Since 1923 • For a greater Loyola

The Maroon

Since 1923 • For a greater Loyola

The Maroon

Since 1923 • For a greater Loyola

The Maroon

New aid open to students

Starting in August 2013, seven Loyola students will be awarded $15,000 a year as a part of a new scholarship program with the Taylor Foundation.

Following negotiations between the foundation and Loyola, the scholarship will be available to all first-year students for the next 12 years. Students must be Louisiana residents, in their first semester out of high school and they must maintain a GPA specific to the Taylor Opportunity Program for Students.

“We do have some individual scholarships at Louisiana State University, University of New Orleans and Xavier but the biggest scholarship will be at Loyola,” James Caillier said, executive director of the Taylor Foundation.

Salvadore Liberto, vice president of enrollment management and associate provost, said Loyola is in the process of deciding how they will select students for the scholarship.

“For the scholarship, we will be looking at students from Louisiana who need significant financial aid and have a strong academic performance in high school, ” Liberto said.

The scholarship will award selected students $60,000 over a four-year span.
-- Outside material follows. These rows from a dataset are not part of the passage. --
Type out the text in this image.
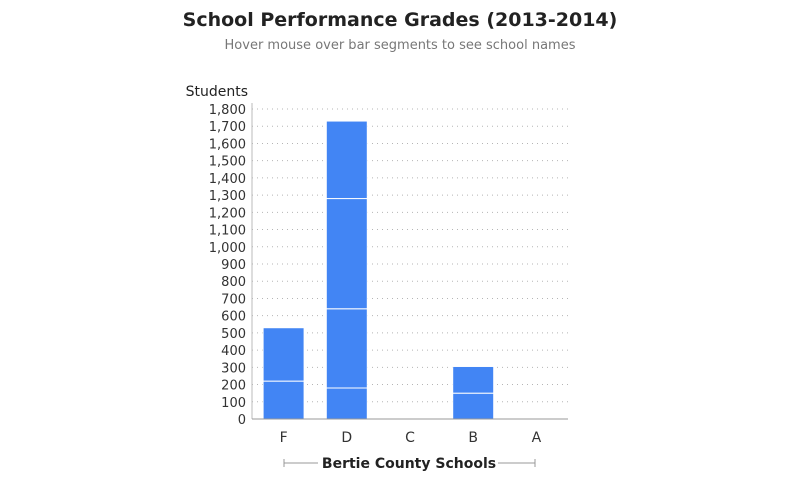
School Performance Grades (2013-2014)
Hover mouse over bar segments to see school names
0
100
200
300
400
500
600
700
800
900
1,000
1,100
1,200
1,300
1,400
1,500
1,600
1,700
1,800
F	D	C	B	A
Students
Bertie County Schools
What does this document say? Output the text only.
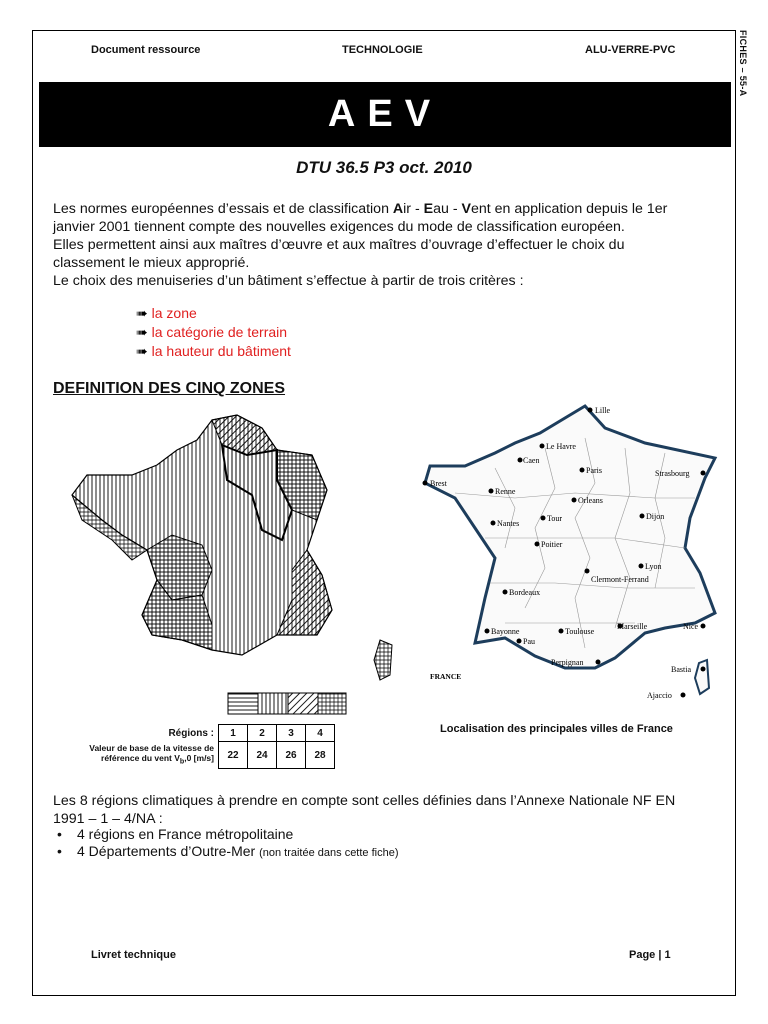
FICHES – 55-A
Document ressource	TECHNOLOGIE	ALU-VERRE-PVC
AEV
DTU 36.5 P3 oct. 2010

Les normes européennes d’essais et de classification Air - Eau - Vent en application depuis le 1er janvier 2001 tiennent compte des nouvelles exigences du mode de classification européen.

Elles permettent ainsi aux maîtres d’œuvre et aux maîtres d’ouvrage d’effectuer le choix du classement le mieux approprié.

Le choix des menuiseries d’un bâtiment s’effectue à partir de trois critères :

➠ la zone
➠ la catégorie de terrain
➠ la hauteur du bâtiment
DEFINITION DES CINQ ZONES
Régions :	1	2	3	4
Valeur de base de la vitesse de référence du vent $V_b,0$ [m/s]	22	24	26	28
Lille
Le Havre
Caen
Paris	Strasbourg
Brest
Renne
Orleans
Nantes
Tour	Dijon
Poitier
Lyon
Clermont-Ferrand
Bordeaux
Marseille	Nice
Bayonne	Toulouse
Pau
Perpignan
Bastia
Ajaccio
FRANCE
Localisation des principales villes de France
Les 8 régions climatiques à prendre en compte sont celles définies dans l’Annexe Nationale NF EN 1991 – 1 – 4/NA :
• 4 régions en France métropolitaine
• 4 Départements d’Outre-Mer (non traitée dans cette fiche)
Livret technique	Page | 1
Every year from fall 2012 through 2025, the Taylor foundation will give seven new students the scholarship for each graduating class.

“We want the university to select the students who, for whatever reason, could benefit from a scholarship, whether it’s to attract them to Loyola, or to keep them at Loyola, or to offer additional financial support,” Caillier said.
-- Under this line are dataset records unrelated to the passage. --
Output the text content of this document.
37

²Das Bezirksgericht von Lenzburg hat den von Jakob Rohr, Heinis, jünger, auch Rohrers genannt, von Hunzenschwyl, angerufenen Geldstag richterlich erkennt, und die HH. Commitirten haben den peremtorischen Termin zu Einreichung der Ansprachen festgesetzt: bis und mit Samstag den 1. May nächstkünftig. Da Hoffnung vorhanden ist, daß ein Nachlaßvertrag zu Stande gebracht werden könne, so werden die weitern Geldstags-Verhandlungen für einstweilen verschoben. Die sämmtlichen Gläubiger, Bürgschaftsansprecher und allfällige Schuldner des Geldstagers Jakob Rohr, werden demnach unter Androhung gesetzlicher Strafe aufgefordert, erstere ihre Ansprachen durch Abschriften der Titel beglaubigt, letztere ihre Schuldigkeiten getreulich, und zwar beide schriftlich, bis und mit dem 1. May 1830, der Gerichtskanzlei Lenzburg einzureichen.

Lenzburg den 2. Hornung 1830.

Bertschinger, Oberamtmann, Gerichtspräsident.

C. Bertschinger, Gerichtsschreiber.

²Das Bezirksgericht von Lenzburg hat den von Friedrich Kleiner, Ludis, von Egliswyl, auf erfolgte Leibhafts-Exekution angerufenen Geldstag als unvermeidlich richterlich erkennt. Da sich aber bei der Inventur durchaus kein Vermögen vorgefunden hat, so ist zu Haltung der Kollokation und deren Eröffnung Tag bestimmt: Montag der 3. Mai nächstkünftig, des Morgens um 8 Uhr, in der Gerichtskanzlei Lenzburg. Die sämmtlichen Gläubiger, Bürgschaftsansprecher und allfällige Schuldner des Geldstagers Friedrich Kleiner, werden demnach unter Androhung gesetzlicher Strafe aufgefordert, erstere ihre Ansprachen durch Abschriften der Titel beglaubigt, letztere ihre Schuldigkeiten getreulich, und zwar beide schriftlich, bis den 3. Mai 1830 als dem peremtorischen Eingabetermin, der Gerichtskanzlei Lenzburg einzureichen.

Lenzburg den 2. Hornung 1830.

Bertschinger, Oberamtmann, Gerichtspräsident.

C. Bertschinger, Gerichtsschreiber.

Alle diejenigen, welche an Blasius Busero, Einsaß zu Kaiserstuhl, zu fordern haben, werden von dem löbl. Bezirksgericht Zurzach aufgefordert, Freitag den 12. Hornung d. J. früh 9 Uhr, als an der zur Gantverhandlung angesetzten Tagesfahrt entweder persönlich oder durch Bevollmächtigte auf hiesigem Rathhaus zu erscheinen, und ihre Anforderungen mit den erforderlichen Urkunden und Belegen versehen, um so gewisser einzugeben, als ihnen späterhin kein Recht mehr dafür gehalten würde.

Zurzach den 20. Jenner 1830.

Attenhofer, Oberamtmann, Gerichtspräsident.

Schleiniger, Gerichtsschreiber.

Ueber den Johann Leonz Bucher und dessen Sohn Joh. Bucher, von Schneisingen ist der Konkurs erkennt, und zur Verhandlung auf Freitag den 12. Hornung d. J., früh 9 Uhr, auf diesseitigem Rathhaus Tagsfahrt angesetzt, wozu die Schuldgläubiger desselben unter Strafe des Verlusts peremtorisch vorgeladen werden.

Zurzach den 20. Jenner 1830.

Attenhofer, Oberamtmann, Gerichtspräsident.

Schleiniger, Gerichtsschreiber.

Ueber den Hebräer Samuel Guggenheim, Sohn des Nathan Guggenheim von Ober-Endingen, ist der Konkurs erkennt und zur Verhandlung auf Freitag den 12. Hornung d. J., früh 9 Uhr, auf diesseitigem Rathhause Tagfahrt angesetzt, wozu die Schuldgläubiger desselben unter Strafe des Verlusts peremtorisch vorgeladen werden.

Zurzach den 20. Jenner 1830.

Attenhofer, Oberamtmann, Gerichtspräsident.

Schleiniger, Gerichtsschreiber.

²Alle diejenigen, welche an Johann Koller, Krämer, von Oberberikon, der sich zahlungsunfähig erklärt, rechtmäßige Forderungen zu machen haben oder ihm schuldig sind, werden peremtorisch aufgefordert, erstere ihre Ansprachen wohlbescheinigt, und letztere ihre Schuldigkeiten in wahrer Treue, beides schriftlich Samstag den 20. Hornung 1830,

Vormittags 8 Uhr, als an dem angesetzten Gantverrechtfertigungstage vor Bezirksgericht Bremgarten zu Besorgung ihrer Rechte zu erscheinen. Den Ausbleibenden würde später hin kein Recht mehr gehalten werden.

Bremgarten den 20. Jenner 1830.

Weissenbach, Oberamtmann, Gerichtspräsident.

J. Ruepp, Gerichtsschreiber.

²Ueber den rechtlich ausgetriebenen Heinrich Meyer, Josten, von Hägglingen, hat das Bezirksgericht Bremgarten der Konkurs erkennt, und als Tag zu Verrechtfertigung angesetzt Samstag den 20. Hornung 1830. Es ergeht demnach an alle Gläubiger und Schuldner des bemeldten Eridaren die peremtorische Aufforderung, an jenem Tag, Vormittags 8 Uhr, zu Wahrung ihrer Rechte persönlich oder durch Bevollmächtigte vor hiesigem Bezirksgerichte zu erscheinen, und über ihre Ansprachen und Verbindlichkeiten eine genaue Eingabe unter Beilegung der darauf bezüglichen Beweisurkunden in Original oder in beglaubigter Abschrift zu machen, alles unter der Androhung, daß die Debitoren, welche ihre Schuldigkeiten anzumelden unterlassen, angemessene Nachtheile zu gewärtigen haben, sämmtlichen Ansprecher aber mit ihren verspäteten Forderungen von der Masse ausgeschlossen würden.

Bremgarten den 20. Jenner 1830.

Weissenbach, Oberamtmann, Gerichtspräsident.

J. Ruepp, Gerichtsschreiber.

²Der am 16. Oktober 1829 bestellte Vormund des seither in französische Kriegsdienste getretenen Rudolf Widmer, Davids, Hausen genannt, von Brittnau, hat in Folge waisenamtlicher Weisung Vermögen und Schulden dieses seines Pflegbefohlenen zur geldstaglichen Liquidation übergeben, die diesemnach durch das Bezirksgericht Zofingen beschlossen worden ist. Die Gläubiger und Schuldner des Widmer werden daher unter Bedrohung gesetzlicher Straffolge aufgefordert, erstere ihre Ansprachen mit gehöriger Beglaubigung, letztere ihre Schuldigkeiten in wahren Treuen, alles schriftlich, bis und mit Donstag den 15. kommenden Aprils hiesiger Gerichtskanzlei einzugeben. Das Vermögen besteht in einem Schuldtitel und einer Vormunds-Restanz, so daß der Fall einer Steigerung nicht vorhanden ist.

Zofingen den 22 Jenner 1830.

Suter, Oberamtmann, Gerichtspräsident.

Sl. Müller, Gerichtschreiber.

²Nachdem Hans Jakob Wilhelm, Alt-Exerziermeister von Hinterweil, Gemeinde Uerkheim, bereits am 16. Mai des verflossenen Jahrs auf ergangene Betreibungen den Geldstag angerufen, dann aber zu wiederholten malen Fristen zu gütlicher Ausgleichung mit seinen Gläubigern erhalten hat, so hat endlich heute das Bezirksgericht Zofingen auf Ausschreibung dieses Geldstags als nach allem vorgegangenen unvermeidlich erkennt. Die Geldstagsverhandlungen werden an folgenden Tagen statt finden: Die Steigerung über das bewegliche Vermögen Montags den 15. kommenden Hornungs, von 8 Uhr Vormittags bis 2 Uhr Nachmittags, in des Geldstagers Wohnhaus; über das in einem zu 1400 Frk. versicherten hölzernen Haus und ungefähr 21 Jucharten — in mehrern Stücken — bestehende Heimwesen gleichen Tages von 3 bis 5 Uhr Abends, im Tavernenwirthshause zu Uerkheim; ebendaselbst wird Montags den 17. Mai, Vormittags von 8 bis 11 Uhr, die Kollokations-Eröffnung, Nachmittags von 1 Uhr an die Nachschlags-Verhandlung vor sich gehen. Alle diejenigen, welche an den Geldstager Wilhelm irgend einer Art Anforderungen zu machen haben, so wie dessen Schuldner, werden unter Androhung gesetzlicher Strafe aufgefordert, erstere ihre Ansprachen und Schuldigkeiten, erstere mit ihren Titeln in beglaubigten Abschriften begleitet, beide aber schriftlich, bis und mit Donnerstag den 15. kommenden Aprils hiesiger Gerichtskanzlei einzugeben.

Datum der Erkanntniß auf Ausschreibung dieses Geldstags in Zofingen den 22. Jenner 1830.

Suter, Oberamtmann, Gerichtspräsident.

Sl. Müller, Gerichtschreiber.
The Taylor Foundation began in Louisiana in the 1970s with Phyllis and Patrick Taylor. In 1989, the foundation also started the Taylor Opportunity Program for Students, which became a state-funded private or public university scholarship program.

“The Taylors have no children, but they wanted to make sure that children in Louisiana could go to college,” Caillier said.

Caillier cited close ties between the foundation and Loyola as a key component in the foundation’s decision to give Loyola over $1 million over the next 12 years. The former university President, the Rev. James Carter, S.J., served on the Taylor Foundation’s education committee.

Caillier said he will return to Loyola’s board of trustees in the fall.

“Those various associations to Fr. Wildes, and me being on the board of trustees, Loyola became the favorite university,” Caillier said.

Eligible students can simultaneously receive both the state-funded scholarships provided by the Taylor Opportunity Program and the privately funded Taylor Foundation scholarship.

Caillier said he has hopes for the new scholarship.

“We want the best and the brightest to go to Loyola and we want to help support their initiative,” Caillier said.